Amerindian tribal leader

Chief Marin (c. 1781 – March 15, 1839) was the "great chief of the tribe Licatiut" (a branch of Coast Miwok native to present-day Marin County, California), according to General Vallejo's semi-historical report to the first California State Legislature in 1850. Historical records indicate that he was baptized as a young man at Mission San Francisco de Asís (of San Francisco, California) in 1801 and eventually moved to Mission San Rafael Arcángel (of San Rafael), where he was an alcalde in the 1820s. Marin died on March 15, 1839, of natural causes. Marin County and the Marin Islands are believed to be named in his honor.

==Biography==

Marin first appears in the historical record on March 7, 1801, when he was baptized as Marino at Mission San Francisco de Asís, and also married on the same day to Marina Mottiqui. The recorder wrote in the baptismal register that he was about twenty years old ("como de 20"), that his native name was Huicmuse and that he came from the Huimen local tribe. The identities of his parents were not provided, typical of Franciscan baptismal entries for adult Indians.

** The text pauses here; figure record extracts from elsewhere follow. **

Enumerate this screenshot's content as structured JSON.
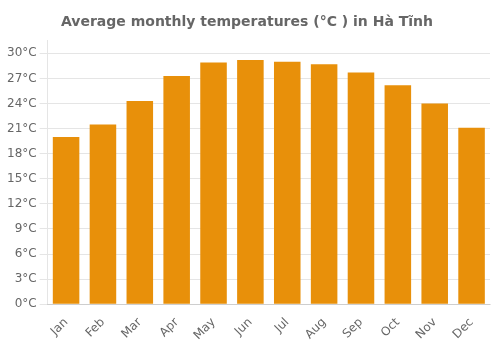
{
  "chart_data": {
    "type": "bar",
    "title": "Average monthly temperatures (°C ) in Hà Tĩnh",
    "categories": [
      "Jan",
      "Feb",
      "Mar",
      "Apr",
      "May",
      "Jun",
      "Jul",
      "Aug",
      "Sep",
      "Oct",
      "Nov",
      "Dec"
    ],
    "values": [
      20.0,
      21.5,
      24.3,
      27.3,
      28.9,
      29.2,
      29.0,
      28.7,
      27.7,
      26.2,
      24.0,
      21.1
    ],
    "color": "#E8900A",
    "ylim": [
      0,
      31.5
    ],
    "yticks": [
      {
        "value": 0,
        "label": "0°C"
      },
      {
        "value": 3,
        "label": "3°C"
      },
      {
        "value": 6,
        "label": "6°C"
      },
      {
        "value": 9,
        "label": "9°C"
      },
      {
        "value": 12,
        "label": "12°C"
      },
      {
        "value": 15,
        "label": "15°C"
      },
      {
        "value": 18,
        "label": "18°C"
      },
      {
        "value": 21,
        "label": "21°C"
      },
      {
        "value": 24,
        "label": "24°C"
      },
      {
        "value": 27,
        "label": "27°C"
      },
      {
        "value": 30,
        "label": "30°C"
      }
    ],
    "grid": true
  }
}
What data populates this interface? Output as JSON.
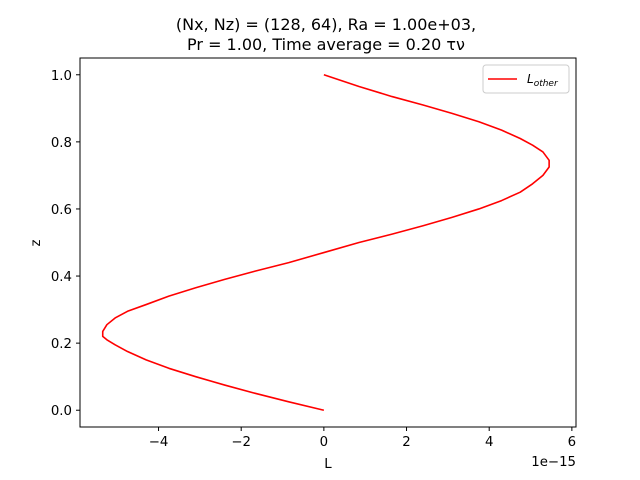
{
  "chart_data": {
    "type": "line",
    "title_lines": [
      "(Nx, Nz) = (128, 64), Ra = 1.00e+03,",
      "Pr = 1.00, Time average = 0.20 τν"
    ],
    "xlabel": "L",
    "ylabel": "z",
    "x_offset_label": "1e−15",
    "xlim": [
      -5.9,
      6.1
    ],
    "ylim": [
      -0.05,
      1.05
    ],
    "xticks": [
      -4,
      -2,
      0,
      2,
      4,
      6
    ],
    "xtick_labels": [
      "−4",
      "−2",
      "0",
      "2",
      "4",
      "6"
    ],
    "yticks": [
      0.0,
      0.2,
      0.4,
      0.6,
      0.8,
      1.0
    ],
    "ytick_labels": [
      "0.0",
      "0.2",
      "0.4",
      "0.6",
      "0.8",
      "1.0"
    ],
    "grid": false,
    "legend": {
      "placement": "top-right",
      "entries": [
        {
          "label_main": "L",
          "label_sub": "other",
          "color": "#ff0000"
        }
      ]
    },
    "series": [
      {
        "name": "L_other",
        "color": "#ff0000",
        "x_scaled": [
          0.0,
          -0.85,
          -1.65,
          -2.4,
          -3.1,
          -3.75,
          -4.3,
          -4.75,
          -5.05,
          -5.25,
          -5.35,
          -5.35,
          -5.25,
          -5.05,
          -4.75,
          -4.3,
          -3.75,
          -3.1,
          -2.4,
          -1.65,
          -0.85,
          0.0,
          0.85,
          1.65,
          2.4,
          3.1,
          3.75,
          4.3,
          4.75,
          5.05,
          5.3,
          5.45,
          5.45,
          5.3,
          5.05,
          4.75,
          4.3,
          3.75,
          3.1,
          2.4,
          1.65,
          0.85,
          0.0
        ],
        "z": [
          0.0,
          0.025,
          0.05,
          0.075,
          0.1,
          0.125,
          0.15,
          0.175,
          0.195,
          0.21,
          0.22,
          0.235,
          0.255,
          0.275,
          0.295,
          0.315,
          0.34,
          0.365,
          0.39,
          0.415,
          0.44,
          0.47,
          0.5,
          0.525,
          0.55,
          0.575,
          0.6,
          0.625,
          0.65,
          0.675,
          0.7,
          0.725,
          0.745,
          0.77,
          0.79,
          0.81,
          0.835,
          0.86,
          0.885,
          0.91,
          0.935,
          0.965,
          1.0
        ]
      }
    ]
  }
}
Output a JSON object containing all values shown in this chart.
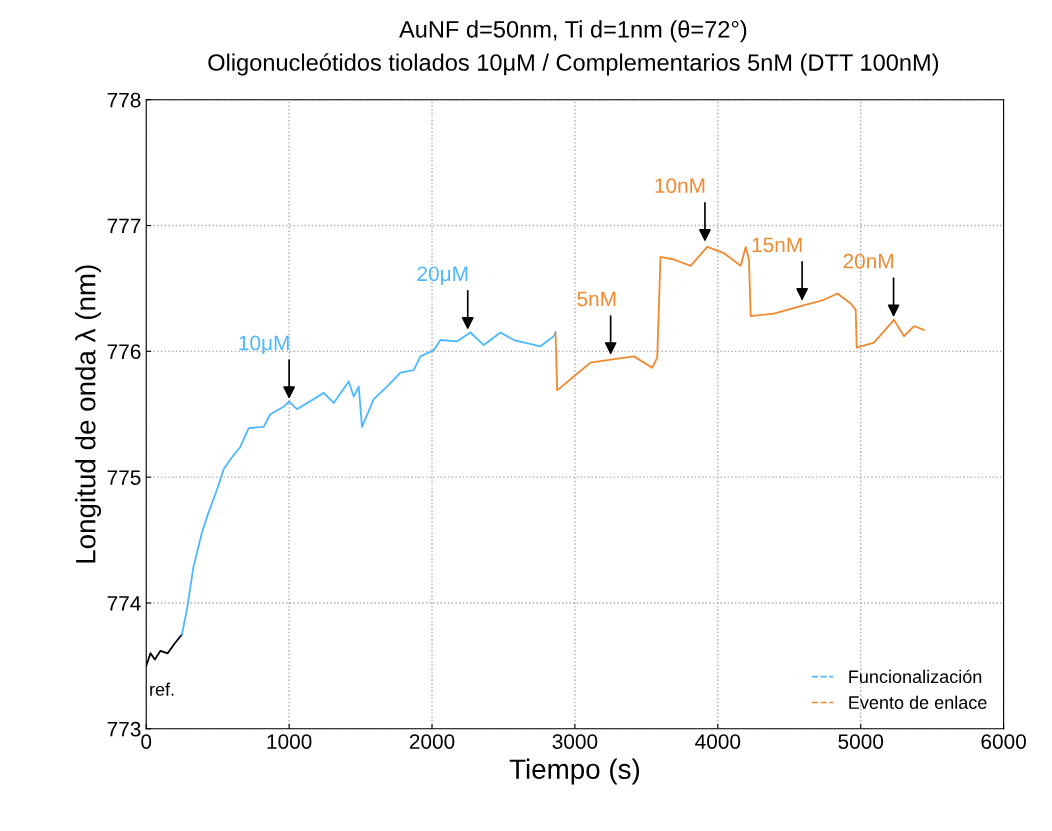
{
  "chart_data": {
    "type": "line",
    "title": "AuNF d=50nm, Ti d=1nm (θ=72°)",
    "subtitle": "Oligonucleótidos tiolados 10μM / Complementarios 5nM (DTT 100nM)",
    "xlabel": "Tiempo (s)",
    "ylabel": "Longitud de onda λ (nm)",
    "series": [
      {
        "color": "#000000",
        "x": [
          0,
          30,
          60,
          100,
          150,
          200,
          250
        ],
        "values": [
          773.5,
          773.6,
          773.55,
          773.62,
          773.6,
          773.68,
          773.75
        ]
      },
      {
        "name": "Funcionalización",
        "color": "#4db8ff",
        "x": [
          250,
          285,
          331,
          390,
          436,
          495,
          541,
          588,
          658,
          717,
          822,
          868,
          962,
          1000,
          1055,
          1242,
          1312,
          1417,
          1452,
          1487,
          1510,
          1592,
          1685,
          1779,
          1872,
          1919,
          2012,
          2059,
          2176,
          2269,
          2362,
          2479,
          2572,
          2759,
          2852,
          2864
        ],
        "values": [
          773.75,
          773.95,
          774.29,
          774.56,
          774.72,
          774.9,
          775.06,
          775.14,
          775.24,
          775.39,
          775.4,
          775.5,
          775.56,
          775.6,
          775.54,
          775.67,
          775.59,
          775.76,
          775.64,
          775.72,
          775.4,
          775.62,
          775.72,
          775.83,
          775.85,
          775.96,
          776.01,
          776.09,
          776.08,
          776.15,
          776.05,
          776.15,
          776.09,
          776.04,
          776.12,
          776.15
        ]
      },
      {
        "name": "Evento de enlace",
        "color": "#f08a30",
        "x": [
          2864,
          2876,
          2992,
          3109,
          3226,
          3413,
          3541,
          3576,
          3599,
          3693,
          3810,
          3926,
          4043,
          4160,
          4195,
          4218,
          4230,
          4393,
          4580,
          4743,
          4837,
          4930,
          4965,
          4972,
          5093,
          5233,
          5303,
          5373,
          5443
        ],
        "values": [
          776.15,
          775.69,
          775.8,
          775.91,
          775.93,
          775.96,
          775.87,
          775.95,
          776.75,
          776.73,
          776.68,
          776.83,
          776.78,
          776.68,
          776.83,
          776.73,
          776.28,
          776.3,
          776.36,
          776.41,
          776.46,
          776.38,
          776.33,
          776.03,
          776.07,
          776.25,
          776.12,
          776.2,
          776.17
        ]
      }
    ],
    "annotations": [
      {
        "text": "ref.",
        "x": 0,
        "y": 773.5
      },
      {
        "text": "10μM",
        "x": 1000,
        "y": 775.6
      },
      {
        "text": "20μM",
        "x": 2250,
        "y": 776.15
      },
      {
        "text": "5nM",
        "x": 3250,
        "y": 775.95
      },
      {
        "text": "10nM",
        "x": 3910,
        "y": 776.85
      },
      {
        "text": "15nM",
        "x": 4590,
        "y": 776.38
      },
      {
        "text": "20nM",
        "x": 5230,
        "y": 776.25
      }
    ],
    "xlim": [
      0,
      6000
    ],
    "xticks": [
      0,
      1000,
      2000,
      3000,
      4000,
      5000,
      6000
    ],
    "ylim": [
      773,
      778
    ],
    "yticks": [
      773,
      774,
      775,
      776,
      777,
      778
    ],
    "grid": true,
    "legend": "bottom right",
    "line_style": "solid",
    "marker": "none"
  }
}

The young man's new wife Marina died the next year on July 17, 1802. He subsequently remarried to a woman named Dona (or Doda) on Sept 26, 1802, at the same mission. She died August 10, 1817. His third and final recorded marriage was to Juana, in the same mission, and records show she was baptized on August 28, 1816.

In subsequent mission records, the Chief appeared as a godparent, a parent (once, a son died at birth), and a widower in the death records of his wives. His name was spelled variously Marin or Marino.

General Vallejo gave Marin very early credence in 1850 as the "great chief of the tribe Licatiut", and the one the County of Marin is named after. Vallejo headed the committee that named the counties. He commented in a semi-historical report on the origins of County names to the first California State Legislature in 1850:

"Marin. This is the name of the great chief of the tribe Licatiut....In the year 1815 or 1816 a military expedition proceeded to explore the country north of the bay of San Francisco, and on returning by the Petaluma Valley an engagement ensued with Marin, in which he was made prisoner and conducted to the station at San Francisco, from which he escaped, and again reaching Petaluma, he united his scattered forces, and thence- forward dedicated his most strenuous efforts to harass the troops in their hostile incursions into that part of the country....but was again taken captive to San Francisco in 1824; whence being set at liberty, he retired to the mission of San Rafael, and there died in 1834." -- General Vallejo, 1850

This report is considered semi-historical. It puts the chief as a (prisoner) resident of the San Francisco mission about 1816/17. Mission records show in those years, his second wife Dona died there, and he married his third wife, Juana.

His death is recorded at the San Rafael Mission.

==Legends==

Several late nineteenth-century historians, such as Alexander Taylor and Hubert Howe Bancroft, repeated unsubstantiated stories to the effect that Marin and some other chiefs were light-skinned, intelligent, and leaders because they were descendants of a Spaniard from a shipwrecked galleon. Goerke, who has recently brought together the factual and mythic details of Marin's life, states, "Assumptions that such a lineage made them qualified to be leaders were examples of nineteenth-century racism and ethnocentrism."